It has long been considered one of the city's roughest public housing developments, but serious crime is down 40 percent this year at the Brownsville Houses in Brooklyn. Many residents say they notice the improvement.
"No more guns are going off, people are not fighting," one resident said. "You could walk in the middle of the street, nobody arguing or cursing at each other."
The city is on track to end 2017 with the fewest number of murders since the 1950s. Citywide, the total number of serious crimes is down four percent.
But the reduction is even more dramatic at New York City Housing Authority (NYCHA) housing — about seven percent, year to date, with 5 fewer murders, 46 fewer rapes, and 132 fewer robberies citywide.
Farinacci: What's helped over here?
Chief Gerald Nelson of NYCHA: We have new LED lighting. Just look above you: that's the state-of-the-art lighting. Someone's not going to click a switch, it's going to last forever, it illuminates the — at night time you think you're walking through here in broad daylight.
Security cameras have also helped, as have new security systems using key fobs to block non-residents from entering buildings.
NYCHA gave NY1 a tour Thursday to show off new security measures installed in some developments under a $140 million city program.
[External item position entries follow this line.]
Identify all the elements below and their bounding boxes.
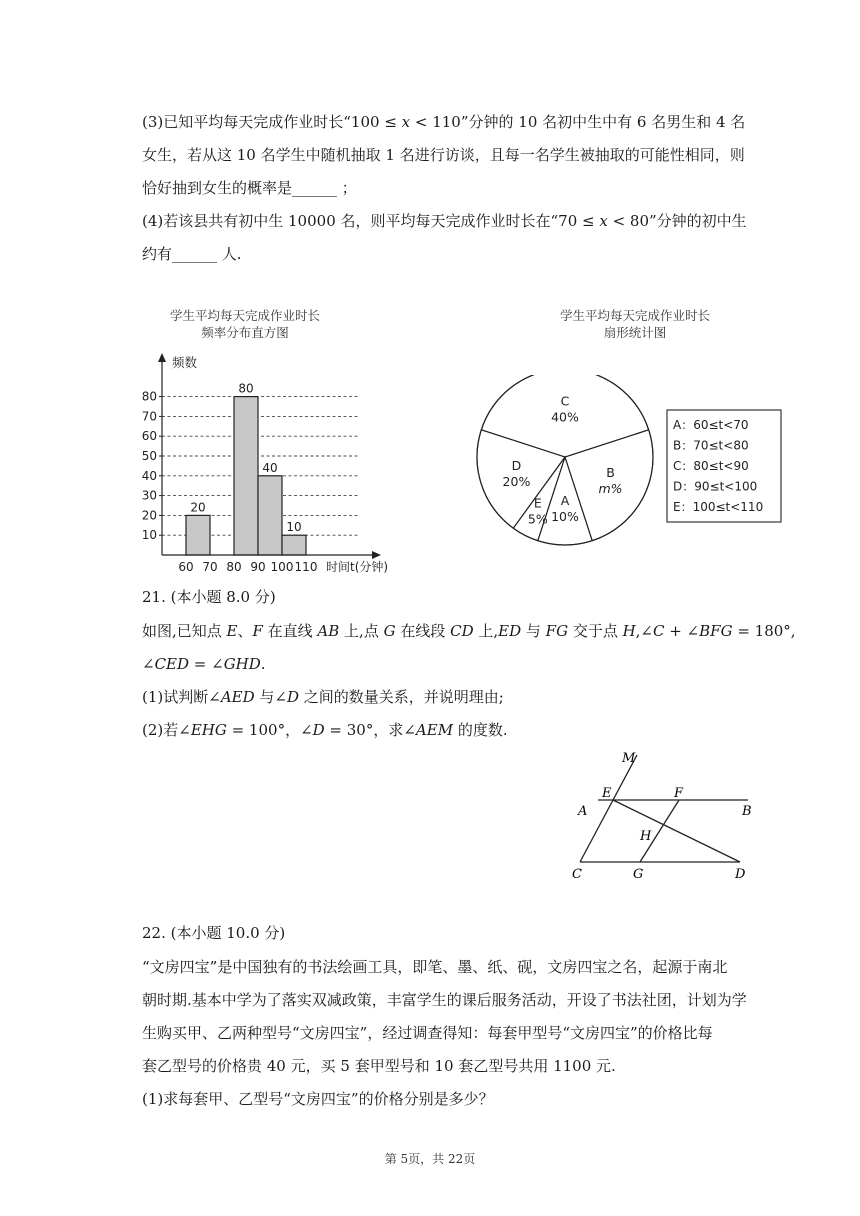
hist-bar-label: 20 [190,500,206,515]
geometry-figure [570,745,765,885]
histogram-title: 学生平均每天完成作业时长 [169,308,320,323]
hist-bar-label: 10 [286,520,302,535]
histogram-chart [130,350,410,580]
hist-ytick-label: 40 [141,468,157,483]
q22-line-4: 套乙型号的价格贵 40 元，买 5 套甲型号和 10 套乙型号共用 1100 元. [142,1057,616,1075]
pie-slice-letter: D [511,457,522,473]
hist-bar [282,535,306,555]
pie-chart [470,375,800,555]
pie-slice-percent: 20% [502,473,531,489]
q3-line-3: 恰好抽到女生的概率是______ ； [142,179,357,197]
pie-slice-percent: 10% [551,509,579,525]
hist-xtick-label: 100 [270,560,294,574]
hist-bar [234,397,258,555]
pie-slice-letter: E [533,495,542,511]
q22-line-1: “文房四宝”是中国独有的书法绘画工具，即笔、墨、纸、砚，文房四宝之名，起源于南北 [142,958,728,976]
pie-slice-percent: 40% [551,409,579,425]
hist-xtick-label: 70 [202,560,218,574]
q22-line-2: 朝时期.基本中学为了落实双减政策，丰富学生的课后服务活动，开设了书法社团，计划为学 [142,991,747,1009]
hist-x-arrow [372,551,381,559]
q21-heading: 21. (本小题 8.0 分) [142,588,276,606]
hist-bar [186,515,210,555]
q21-line-2: ∠𝐶𝐸𝐷 = ∠𝐺𝐻𝐷. [142,655,266,673]
hist-ytick-label: 60 [141,429,157,444]
pie-slice-percent: m% [598,481,623,497]
q22-part-1: (1)求每套甲、乙型号“文房四宝”的价格分别是多少？ [142,1090,494,1108]
page-footer: 第 5页，共 22页 [384,1152,476,1166]
q3-line-2: 女生，若从这 10 名学生中随机抽取 1 名进行访谈，且每一名学生被抽取的可能性相同，则 [142,146,745,164]
hist-ytick-label: 70 [141,409,157,424]
label-m: M [622,751,636,766]
hist-xtick-label: 90 [250,560,266,574]
q22-heading: 22. (本小题 10.0 分) [142,924,286,942]
q21-part-1: (1)试判断∠𝐴𝐸𝐷 与∠𝐷 之间的数量关系，并说明理由; [142,688,504,706]
q4-line-2: 约有______ 人. [142,245,242,263]
q21-line-1: 如图,已知点 𝐸、𝐹 在直线 𝐴𝐵 上,点 𝐺 在线段 𝐶𝐷 上,𝐸𝐷 与 𝐹𝐺 交于点 𝐻,∠𝐶 + ∠𝐵𝐹𝐺 = 180°, [142,622,796,640]
q3-line-1: (3)已知平均每天完成作业时长“100 ≤ 𝑥 < 110”分钟的 10 名初中生中有 6 名男生和 4 名 [142,113,746,131]
line-mc [580,755,637,862]
q4-line-1: (4)若该县共有初中生 10000 名，则平均每天完成作业时长在“70 ≤ 𝑥 < 80”分钟的初中生 [142,212,747,230]
pie-slice-letter: C [560,393,570,409]
label-g: G [633,867,644,882]
hist-ytick-label: 80 [141,389,157,404]
hist-ylabel: 频数 [172,355,198,370]
pie-subtitle: 扇形统计图 [603,325,667,340]
pie-legend-entry: E：100≤t<110 [673,500,764,514]
label-c: C [572,867,582,882]
pie-legend-entry: D：90≤t<100 [673,479,758,494]
hist-ytick-label: 50 [141,449,157,463]
hist-xtick-label: 60 [178,560,194,574]
label-e: E [602,786,612,801]
label-b: B [742,804,752,819]
hist-bar-label: 40 [262,460,278,475]
hist-bar [258,476,282,555]
hist-xtick-label: 110 [294,560,318,574]
pie-legend-entry: B：70≤t<80 [673,438,749,453]
label-a: A [578,804,588,819]
pie-slice-letter: B [606,465,615,481]
hist-xlabel: 时间t(分钟) [326,560,389,574]
q21-part-2: (2)若∠𝐸𝐻𝐺 = 100°，∠𝐷 = 30°，求∠𝐴𝐸𝑀 的度数. [142,721,508,739]
line-ed [613,800,740,862]
pie-title: 学生平均每天完成作业时长 [559,308,710,323]
label-f: F [674,786,684,801]
hist-ytick-label: 30 [141,488,157,503]
label-h: H [640,829,652,844]
pie-legend-entry: C：80≤t<90 [673,459,749,473]
hist-ytick-label: 10 [141,528,157,543]
q22-line-3: 生购买甲、乙两种型号“文房四宝”，经过调查得知：每套甲型号“文房四宝”的价格比每 [142,1024,713,1042]
pie-slice-percent: 5% [527,511,548,527]
label-d: D [735,867,746,882]
histogram-subtitle: 频率分布直方图 [201,325,289,340]
hist-xtick-label: 80 [226,560,242,574]
pie-slice-letter: A [560,493,570,509]
hist-ytick-label: 20 [141,508,157,523]
pie-legend-entry: A：60≤t<70 [673,418,749,432]
hist-y-arrow [158,353,166,362]
hist-bar-label: 80 [238,381,254,396]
But old perceptions persist.
"Brownsville remains an extremely troubled part of the city," said the narrator of a video from a website called United Gangs.
NY1 reported last week about mysterious, slickly-produced videos posted online in recent months that provide a distorted view of NYCHA developments as lawless, crime-ravaged wastelands.
Some residents say they remain fearful. "I don't feel safe out here," one said. "Sometimes I don't even want to go out, but I go out because I have to."
"Is it perfect? No. But it's a whole lot better than it was," Nelson said.
There are 326 NYCHA public housing developments throughout the city, and, so far, just 15 of them are slated for new lights and cameras. It is unclear as of yet when the rest will follow suit.